If foreign app sent intent to your app, mean that foreign app know about the content of the intent. and foreign app make decision to send intent then your app must process intent to meet some conditions => your app get performance resource of system.

Answer:

Another simple difference:

  • Normal intent will die as soon as the app is killed.

  • Pending intents never die. They will be alive as long as it’s needed by alarm service, location service, or any other services.

Answer:

Starting services regularly via AlarmManager

As with activities the Android system may terminate the process of a service at any time to save resources. For this reason you cannot simply use a TimerTask in the service to ensure that it is executed on a regular basis.

So, for correct scheduling of the Service use the AlarmManager class.

UPDATE:

So there is no actual difference between the two.
But depending on whether you want to ensure the execution of the service or not, you can decide what to use as for the former there is no guarantee and for the later it is.

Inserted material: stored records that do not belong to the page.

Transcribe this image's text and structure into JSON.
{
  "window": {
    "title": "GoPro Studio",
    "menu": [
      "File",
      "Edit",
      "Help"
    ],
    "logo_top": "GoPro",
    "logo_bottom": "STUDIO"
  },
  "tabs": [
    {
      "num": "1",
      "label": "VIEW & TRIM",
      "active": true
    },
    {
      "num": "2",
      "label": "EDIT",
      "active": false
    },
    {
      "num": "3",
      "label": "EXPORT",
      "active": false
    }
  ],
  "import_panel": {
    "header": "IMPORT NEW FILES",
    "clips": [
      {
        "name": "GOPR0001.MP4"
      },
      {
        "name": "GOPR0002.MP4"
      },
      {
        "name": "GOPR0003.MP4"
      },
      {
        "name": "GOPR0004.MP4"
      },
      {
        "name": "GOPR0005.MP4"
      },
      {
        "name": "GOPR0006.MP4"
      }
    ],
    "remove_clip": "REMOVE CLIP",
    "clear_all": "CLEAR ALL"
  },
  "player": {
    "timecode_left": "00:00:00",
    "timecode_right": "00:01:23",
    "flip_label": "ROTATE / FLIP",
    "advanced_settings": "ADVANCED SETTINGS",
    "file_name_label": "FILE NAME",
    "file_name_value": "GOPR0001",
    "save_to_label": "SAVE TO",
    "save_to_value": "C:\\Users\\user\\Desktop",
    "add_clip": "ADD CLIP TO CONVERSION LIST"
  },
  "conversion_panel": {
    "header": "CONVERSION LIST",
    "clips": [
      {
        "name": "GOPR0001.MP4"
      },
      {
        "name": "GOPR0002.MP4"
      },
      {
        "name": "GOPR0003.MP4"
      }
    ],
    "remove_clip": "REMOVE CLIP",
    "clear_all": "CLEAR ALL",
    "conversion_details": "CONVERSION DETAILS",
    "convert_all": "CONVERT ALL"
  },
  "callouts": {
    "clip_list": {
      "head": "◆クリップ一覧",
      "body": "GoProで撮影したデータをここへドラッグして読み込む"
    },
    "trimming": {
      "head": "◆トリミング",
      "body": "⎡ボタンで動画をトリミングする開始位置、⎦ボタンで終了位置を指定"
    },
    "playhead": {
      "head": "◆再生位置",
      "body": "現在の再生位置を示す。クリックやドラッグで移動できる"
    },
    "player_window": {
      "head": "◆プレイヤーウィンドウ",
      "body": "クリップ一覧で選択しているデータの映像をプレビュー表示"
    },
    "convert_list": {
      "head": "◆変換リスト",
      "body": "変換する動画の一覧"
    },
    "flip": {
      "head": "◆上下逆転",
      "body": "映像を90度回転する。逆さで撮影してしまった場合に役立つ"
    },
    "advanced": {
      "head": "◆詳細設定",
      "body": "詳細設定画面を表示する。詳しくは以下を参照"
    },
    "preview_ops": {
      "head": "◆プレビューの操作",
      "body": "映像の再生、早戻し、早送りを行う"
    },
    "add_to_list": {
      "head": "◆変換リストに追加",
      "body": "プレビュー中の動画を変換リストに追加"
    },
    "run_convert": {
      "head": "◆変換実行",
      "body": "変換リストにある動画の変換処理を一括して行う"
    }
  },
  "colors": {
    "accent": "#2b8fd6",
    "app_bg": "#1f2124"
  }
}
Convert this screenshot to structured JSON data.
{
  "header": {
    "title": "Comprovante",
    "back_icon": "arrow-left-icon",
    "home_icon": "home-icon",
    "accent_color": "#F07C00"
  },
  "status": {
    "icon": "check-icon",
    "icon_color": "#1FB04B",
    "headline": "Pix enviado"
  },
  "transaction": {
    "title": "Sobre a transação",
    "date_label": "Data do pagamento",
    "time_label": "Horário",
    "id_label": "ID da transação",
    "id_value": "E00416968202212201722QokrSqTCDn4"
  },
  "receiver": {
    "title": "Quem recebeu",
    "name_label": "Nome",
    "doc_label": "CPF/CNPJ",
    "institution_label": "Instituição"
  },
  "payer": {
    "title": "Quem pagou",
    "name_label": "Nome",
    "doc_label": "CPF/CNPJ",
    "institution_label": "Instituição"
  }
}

More info at AndroidServices.

Answer:

Functionally, there is no difference.

The meaning of PendingIntent is that, you can handle it to other application that later can use it as if the other application was yourself. Here is the relevant explanation from the documentation:

By giving a PendingIntent to another application, you are granting it
the right to perform the operation you have specified as if the other
application was yourself (with the same permissions and identity). As
such, you should be careful about how you build the PendingIntent:
almost always, for example, the base Intent you supply should have the
component name explicitly set to one of your own components, to ensure
it is ultimately sent there and nowhere else.

A PendingIntent itself is simply a reference to a token maintained by
the system describing the original data used to retrieve it.

So PendingIntent is just a reference to the data that represents the original Intent (that used to create the PendingIntent).